L’analyse psychologique des forces-fragilités entrepreneuriales devient un sujet économique clé, voire même, le nouveau graal : les investisseurs et les entrepreneurs s’accordent sur le fait que la personnalité du dirigeant fait l’essentiel de la réussite d’un projet ! L’expression « psychologie entrepreneuriale », inconnue il y a encore six ans, cumule donc aujourd’hui 5 000 occurrences dans les moteurs de recherche internet, en français, et dans sa version anglaise.

Naturellement, nous sommes leaders en la matière !

Le mot « entrepreneur », au succès mondial, est français. Entreprendre signifie « prendre entre » : assembler des éléments existants pour en faire quelques chose de nouveau. Il est donc logique que nous soyons aujourd’hui leaders dans l’intelligence de ses implications humaines.

A la croisée de la psychologie négative (soigner ses blessures) et de la psychologie positive (réaliser son potentiel), les recherches en psychologie entrepreneuriale s’inscrivent pleinement dans la French theory : ce nom est donné, dans les universités américaines, à un mouvement international, transdisciplinaire et flou qui a essaimé de France à partir des années 1960. Son objectif est l’intensification de la pensée et de l’action.

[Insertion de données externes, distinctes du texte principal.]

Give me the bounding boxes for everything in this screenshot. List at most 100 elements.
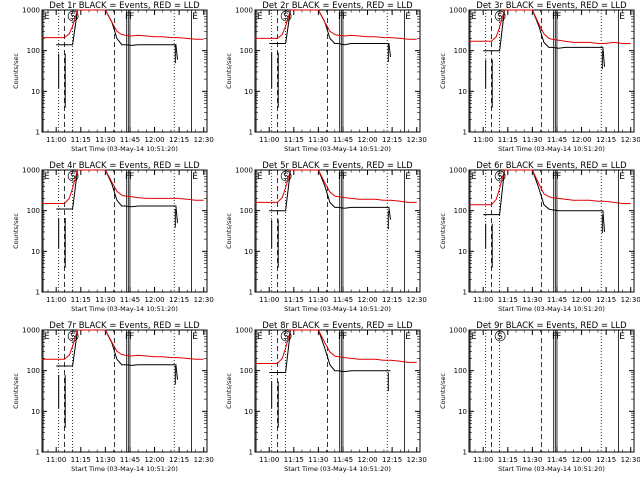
marker-label: F	[552, 12, 557, 22]
marker-label: E	[44, 332, 50, 342]
series-events-line	[269, 169, 391, 220]
x-tick-label: 12:00	[571, 296, 591, 304]
marker-label: E	[405, 172, 411, 182]
y-tick-label: 1	[36, 449, 40, 457]
marker-label: F	[129, 332, 134, 342]
detector-panel-1: Det 1r BLACK = Events, RED = LLD Counts/s…	[12, 1, 214, 153]
plot-frame	[254, 169, 421, 293]
panel-title: Det 9r BLACK = Events, RED = LLD	[476, 321, 627, 331]
y-axis-label: Counts/sec	[439, 373, 447, 409]
x-tick-label: 12:30	[407, 296, 427, 304]
y-tick-label: 100	[454, 47, 467, 55]
marker-label: S	[283, 12, 289, 22]
marker-label: F	[125, 332, 130, 342]
x-tick-label: 11:15	[71, 296, 91, 304]
y-tick-label: 10	[458, 408, 467, 416]
panel-title: Det 7r BLACK = Events, RED = LLD	[49, 321, 200, 331]
x-axis-label: Start Time (03-May-14 10:51:20)	[498, 465, 605, 473]
y-tick-label: 1	[249, 129, 253, 137]
x-tick-label: 12:15	[382, 136, 402, 144]
y-tick-label: 10	[458, 88, 467, 96]
marker-label: F	[556, 332, 561, 342]
y-tick-label: 10	[31, 408, 40, 416]
panel-title: Det 1r BLACK = Events, RED = LLD	[49, 1, 200, 11]
series-events-line	[56, 9, 178, 60]
marker-label: F	[552, 172, 557, 182]
x-tick-label: 12:00	[571, 136, 591, 144]
detector-panel-8: Det 8r BLACK = Events, RED = LLD Counts/s…	[225, 321, 427, 473]
saa-circle-icon	[67, 10, 79, 22]
y-tick-label: 10	[244, 408, 253, 416]
saa-circle-icon	[494, 330, 506, 342]
marker-label: S	[497, 332, 503, 342]
x-axis-label: Start Time (03-May-14 10:51:20)	[71, 305, 178, 313]
detector-panel-5: Det 5r BLACK = Events, RED = LLD Counts/s…	[225, 161, 427, 313]
marker-label: E	[405, 332, 411, 342]
marker-label: S	[497, 172, 503, 182]
y-tick-label: 1000	[235, 7, 253, 15]
panel-title: Det 8r BLACK = Events, RED = LLD	[262, 321, 413, 331]
plot-frame	[468, 329, 635, 453]
saa-circle-icon	[280, 330, 292, 342]
marker-label: F	[338, 172, 343, 182]
marker-label: S	[70, 172, 76, 182]
x-tick-label: 11:45	[120, 296, 140, 304]
saa-circle-icon	[280, 170, 292, 182]
detector-panel-2: Det 2r BLACK = Events, RED = LLD Counts/s…	[225, 1, 427, 153]
x-axis-label: Start Time (03-May-14 10:51:20)	[498, 305, 605, 313]
x-tick-label: 11:15	[284, 456, 304, 464]
panel-title: Det 3r BLACK = Events, RED = LLD	[476, 1, 627, 11]
y-tick-label: 1	[36, 129, 40, 137]
x-axis-label: Start Time (03-May-14 10:51:20)	[284, 305, 391, 313]
x-tick-label: 12:00	[571, 456, 591, 464]
x-tick-label: 12:00	[357, 136, 377, 144]
y-tick-label: 10	[31, 88, 40, 96]
y-tick-label: 100	[240, 47, 253, 55]
marker-label: E	[257, 12, 263, 22]
marker-label: F	[125, 172, 130, 182]
x-axis-label: Start Time (03-May-14 10:51:20)	[71, 465, 178, 473]
detector-panel-6: Det 6r BLACK = Events, RED = LLD Counts/s…	[439, 161, 640, 313]
x-tick-label: 11:15	[71, 456, 91, 464]
marker-label: E	[44, 172, 50, 182]
saa-circle-icon	[280, 10, 292, 22]
x-tick-label: 12:00	[144, 136, 164, 144]
marker-label: F	[129, 172, 134, 182]
x-tick-label: 11:30	[522, 136, 542, 144]
x-tick-label: 11:00	[259, 296, 279, 304]
x-tick-label: 11:30	[95, 296, 115, 304]
y-tick-label: 1000	[235, 167, 253, 175]
y-tick-label: 1000	[449, 7, 467, 15]
x-tick-label: 12:00	[357, 296, 377, 304]
y-tick-label: 1	[463, 289, 467, 297]
y-tick-label: 1000	[22, 327, 40, 335]
x-tick-label: 12:00	[144, 296, 164, 304]
x-tick-label: 11:45	[333, 136, 353, 144]
x-tick-label: 11:45	[547, 296, 567, 304]
panel-title: Det 2r BLACK = Events, RED = LLD	[262, 1, 413, 11]
detector-panel-3: Det 3r BLACK = Events, RED = LLD Counts/s…	[439, 1, 640, 153]
x-tick-label: 11:00	[46, 296, 66, 304]
y-axis-label: Counts/sec	[225, 213, 233, 249]
x-tick-label: 12:30	[621, 296, 640, 304]
plot-frame	[468, 169, 635, 293]
x-tick-label: 11:30	[522, 296, 542, 304]
plot-frame	[41, 329, 208, 453]
marker-label: E	[471, 12, 477, 22]
y-tick-label: 100	[240, 367, 253, 375]
marker-label: F	[556, 12, 561, 22]
detector-panel-9: Det 9r BLACK = Events, RED = LLD Counts/s…	[439, 321, 640, 473]
y-axis-label: Counts/sec	[12, 213, 20, 249]
marker-label: E	[619, 12, 625, 22]
x-tick-label: 11:30	[522, 456, 542, 464]
x-tick-label: 12:30	[194, 296, 214, 304]
x-tick-label: 12:30	[194, 136, 214, 144]
series-lld-line	[41, 9, 204, 40]
x-tick-label: 11:30	[308, 296, 328, 304]
x-axis-label: Start Time (03-May-14 10:51:20)	[498, 145, 605, 153]
y-tick-label: 1000	[235, 327, 253, 335]
marker-label: E	[192, 12, 198, 22]
marker-label: F	[125, 12, 130, 22]
marker-label: E	[257, 332, 263, 342]
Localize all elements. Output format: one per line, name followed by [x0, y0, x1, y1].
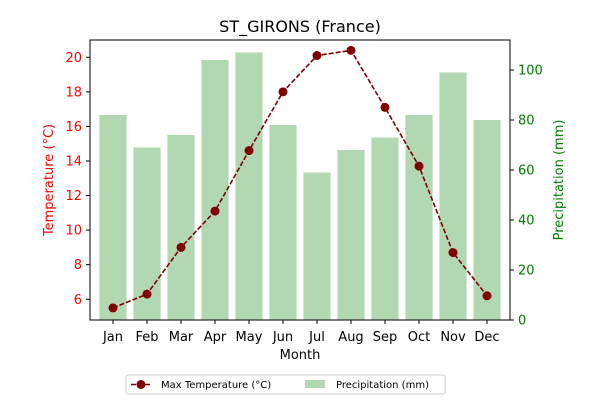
- x-tick-label-aug: Aug: [338, 330, 363, 345]
- left-tick-label-16: 16: [65, 120, 82, 135]
- x-tick-label-nov: Nov: [440, 330, 466, 345]
- x-tick-label-apr: Apr: [204, 330, 227, 345]
- temperature-point-aug: [346, 45, 356, 55]
- x-tick-label-feb: Feb: [135, 330, 158, 345]
- temperature-point-sep: [380, 102, 390, 112]
- legend-label-precipitation: Precipitation (mm): [336, 380, 429, 391]
- left-tick-label-20: 20: [65, 51, 82, 66]
- left-tick-label-10: 10: [65, 224, 82, 239]
- chart-title: ST_GIRONS (France): [219, 17, 381, 37]
- x-tick-label-jun: Jun: [272, 330, 293, 345]
- precipitation-bar-dec: [473, 120, 501, 320]
- x-tick-label-jul: Jul: [308, 330, 325, 345]
- left-tick-label-12: 12: [65, 189, 82, 204]
- right-tick-label-20: 20: [518, 264, 535, 279]
- temperature-point-may: [244, 146, 254, 156]
- left-tick-label-6: 6: [74, 293, 82, 308]
- left-tick-label-14: 14: [65, 154, 82, 169]
- temperature-point-oct: [414, 161, 424, 171]
- legend-marker-swatch: [136, 380, 146, 389]
- right-tick-label-0: 0: [518, 314, 526, 329]
- left-axis-label: Temperature (°C): [42, 124, 57, 237]
- x-tick-label-mar: Mar: [169, 330, 194, 345]
- temperature-point-jun: [278, 87, 288, 97]
- temperature-point-nov: [448, 248, 458, 258]
- precipitation-bar-aug: [337, 150, 365, 320]
- x-tick-label-may: May: [236, 330, 263, 345]
- x-tick-label-dec: Dec: [474, 330, 499, 345]
- left-tick-label-8: 8: [74, 258, 82, 273]
- right-tick-label-40: 40: [518, 214, 535, 229]
- temperature-point-feb: [142, 289, 152, 299]
- x-tick-label-sep: Sep: [373, 330, 398, 345]
- precipitation-bar-jun: [269, 125, 297, 320]
- left-tick-label-18: 18: [65, 85, 82, 100]
- legend-box: [125, 374, 446, 395]
- legend-bar-swatch: [305, 380, 325, 388]
- right-axis-label: Precipitation (mm): [552, 120, 567, 241]
- legend: Max Temperature (°C) Precipitation (mm): [125, 374, 446, 395]
- plot-frame: [89, 39, 511, 321]
- precipitation-bar-jul: [303, 172, 331, 320]
- temperature-point-apr: [210, 206, 220, 216]
- x-tick-label-oct: Oct: [408, 330, 430, 345]
- x-axis-label: Month: [280, 348, 321, 363]
- x-axis: Jan Feb Mar Apr May Jun Jul Aug Sep Oct Nov Dec: [102, 320, 500, 345]
- temperature-point-dec: [482, 291, 492, 301]
- precipitation-bar-may: [235, 52, 263, 320]
- precipitation-bar-oct: [405, 115, 433, 320]
- temperature-point-mar: [176, 242, 186, 252]
- left-y-axis: 6 8 10 12 14 16 18 20: [65, 51, 90, 308]
- legend-label-temperature: Max Temperature (°C): [161, 380, 271, 391]
- right-y-axis: 0 20 40 60 80 100: [510, 64, 543, 329]
- temperature-point-jan: [108, 303, 118, 313]
- temperature-point-jul: [312, 51, 322, 61]
- right-tick-label-60: 60: [518, 164, 535, 179]
- right-tick-label-100: 100: [518, 64, 543, 79]
- precipitation-bars: [99, 52, 501, 320]
- temperature-line: [108, 45, 492, 313]
- precipitation-bar-nov: [439, 72, 467, 320]
- precipitation-bar-sep: [371, 137, 399, 320]
- precipitation-bar-apr: [201, 60, 229, 320]
- x-tick-label-jan: Jan: [102, 330, 123, 345]
- temperature-line-path: [112, 49, 488, 309]
- precipitation-bar-mar: [167, 135, 195, 320]
- precipitation-bar-jan: [99, 115, 127, 320]
- right-tick-label-80: 80: [518, 114, 535, 129]
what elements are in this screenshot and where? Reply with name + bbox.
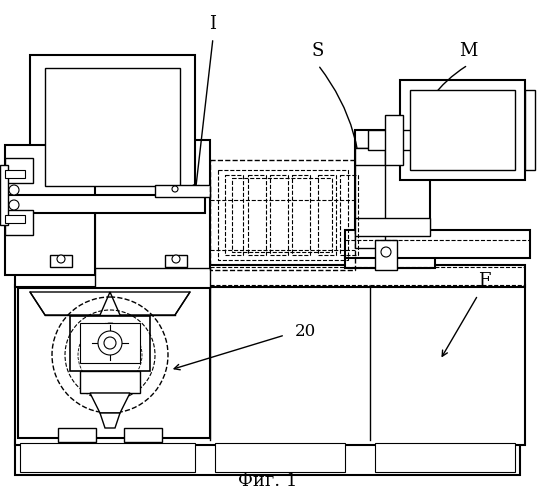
Circle shape bbox=[172, 186, 178, 192]
Bar bbox=[5, 158, 33, 183]
Bar bbox=[375, 443, 515, 472]
Bar bbox=[355, 130, 430, 268]
Bar bbox=[5, 145, 95, 275]
Bar bbox=[400, 80, 525, 180]
Polygon shape bbox=[30, 292, 110, 315]
Bar bbox=[355, 218, 430, 236]
Bar bbox=[270, 175, 288, 255]
Bar bbox=[318, 175, 336, 255]
Bar bbox=[368, 130, 418, 150]
Bar bbox=[45, 68, 180, 186]
Bar bbox=[355, 148, 385, 248]
Bar bbox=[345, 230, 530, 258]
Polygon shape bbox=[110, 292, 190, 315]
Bar bbox=[225, 175, 243, 255]
Circle shape bbox=[57, 255, 65, 263]
Circle shape bbox=[172, 255, 180, 263]
Circle shape bbox=[381, 247, 391, 257]
Bar bbox=[58, 428, 96, 442]
Bar bbox=[345, 256, 435, 268]
Bar bbox=[248, 175, 266, 255]
Polygon shape bbox=[90, 393, 130, 413]
Bar bbox=[232, 178, 332, 252]
Bar bbox=[165, 255, 187, 267]
Bar bbox=[15, 440, 520, 475]
Bar bbox=[525, 90, 535, 170]
Circle shape bbox=[9, 200, 19, 210]
Bar bbox=[50, 255, 72, 267]
Bar bbox=[218, 170, 348, 260]
Bar bbox=[5, 210, 33, 235]
Bar bbox=[385, 115, 403, 165]
Bar bbox=[20, 443, 195, 472]
Text: I: I bbox=[209, 15, 216, 33]
Bar bbox=[155, 185, 210, 197]
Bar bbox=[5, 195, 205, 213]
Circle shape bbox=[104, 337, 116, 349]
Bar bbox=[70, 316, 150, 371]
Circle shape bbox=[9, 185, 19, 195]
Bar bbox=[80, 371, 140, 393]
Circle shape bbox=[98, 331, 122, 355]
Polygon shape bbox=[355, 148, 385, 165]
Bar bbox=[0, 165, 8, 225]
Bar bbox=[210, 160, 355, 270]
Bar bbox=[15, 285, 525, 445]
Bar bbox=[5, 215, 25, 223]
Polygon shape bbox=[100, 413, 120, 428]
Text: Фиг. 1: Фиг. 1 bbox=[238, 472, 297, 490]
Bar bbox=[340, 175, 358, 255]
Bar bbox=[375, 240, 397, 270]
Bar bbox=[15, 265, 525, 287]
Text: M: M bbox=[459, 42, 477, 60]
Bar bbox=[292, 175, 310, 255]
Text: 20: 20 bbox=[295, 324, 316, 340]
Bar bbox=[410, 90, 515, 170]
Bar bbox=[124, 428, 162, 442]
Bar bbox=[95, 268, 210, 288]
Bar bbox=[30, 55, 195, 200]
Bar bbox=[5, 170, 25, 178]
Bar bbox=[18, 288, 210, 438]
Bar bbox=[80, 323, 140, 363]
Text: S: S bbox=[312, 42, 324, 60]
Text: F: F bbox=[478, 272, 490, 290]
Bar bbox=[215, 443, 345, 472]
Bar bbox=[95, 140, 210, 270]
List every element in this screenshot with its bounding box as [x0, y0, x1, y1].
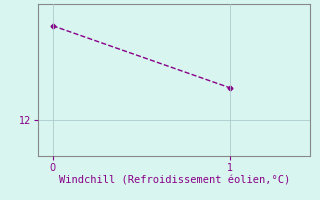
X-axis label: Windchill (Refroidissement éolien,°C): Windchill (Refroidissement éolien,°C): [59, 176, 290, 186]
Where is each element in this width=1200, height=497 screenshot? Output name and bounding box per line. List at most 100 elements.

Voici les grandes lignes de la French theory, cette approche qui révolutionne le monde !

1-
Les grandes découvertes du XXe siècle ont remis en cause l’approche scientifique moderne héritée des Lumières. Celle-ci visait le contrôle et la maîtrise du réel, alimentée par la prétention à la cohérence absolue.

2-
L’approche postmoderne assume son statut d’aventure. Le chercheur sort de l’ornière des normes à vocation universelle. Il s’extrait des dogmes à caractère de quasi lois physiques qui avaient pour objectifs de réduire la complexité du réel pour s’en protéger : de la rationaliser et de la normaliser en éliminant l’étrange, le mystère. La démarche scientifique postmoderne prétend à la vérité, une fois les objections compétentes consultées et levées. La recherche reste rationnelle, mais s’ajuste. Elle tend à l’objectivité sans en faire une fixation.

3-
L’approche scientifique se fait à la fois plus humble et plus ambitieuse. De nouvelles exigences s’ajoutent aux précédentes ! Elles interpellent la subjectivité du chercheur : ses biais – préjugés et a priori fruits de sa culture et de son histoire personnelle – tendent à être explicités. De plus, celui qui invente, observe et spécule se réinscrit dans le texte : il dit « je », il assume son point de vue. Le chercheur assume de toujours faire partie de ce qu’il dit : il s’implique activement et interprète son expérience : le chercheur accède à un fil narratif et développe sa capacité de mise en récit (approche narrative).

4-
Le chercheur pratique la présence attentive (réduction phénoménologique). Par la suspension du jugement, il se rend présent à l’instant (épochè) pour accéder à la connaissance vécue : à son expérience intérieure du phénomène observé. Par cette pratique de soi, il se donne aussi la chance de ne pas écraser immédiatement la réalité par une pensée et un langage déjà disponible (grilles de lecture étroite et rigide). Il se prédispose à l’étonnement, à la découverte, donc à de nouvelles avancées scientifiques. Le chercheur gagne en puissance là où il pensait la perdre (traversée symbolique du miroir).

5-
Les domaines scientifiques sont abordés par leurs noyaux, et non par leurs frontières dont le caractère flou est enfin reconnu. Il décloisonne les alvéoles disciplinaires grâce à la transversalité des sujets, source de fertilisation croisée. Les chercheurs partagent une curiosité foisonnante, innovante et un tantinet anarchiste. Leur démarche puise son énergie dans l’eros : pulsion de vie dont la fonction est de lier des unités toujours plus grandes. Ils évitent donc la catégorisation, source de mort (thanatos).

La connaissance s’articule en rhizome : elle « pousse » à partir de pôles thématiques interconnectés, intégrés en constellations solidaires. « L’arbre est filiation, mais le rhizome est alliance. A la différence des arbres ou de leurs racines, le rhizome n’est pas fait d’unités, mais de dimensions, ou plutôt de directions mouvantes. » « Il n’a pas de commencement ni de fin, mais toujours un milieu, par lequel il pousse et déborde. » « La pensée n’est pas arborescente, et le cerveau n’est pas une matière enracinée ni ramifiée. Beaucoup de gens ont un arbre planté dans la tête, mais le cerveau lui-même est une herbe beaucoup plus qu’un arbre. » (Gilles Deleuze et Félix Guattari).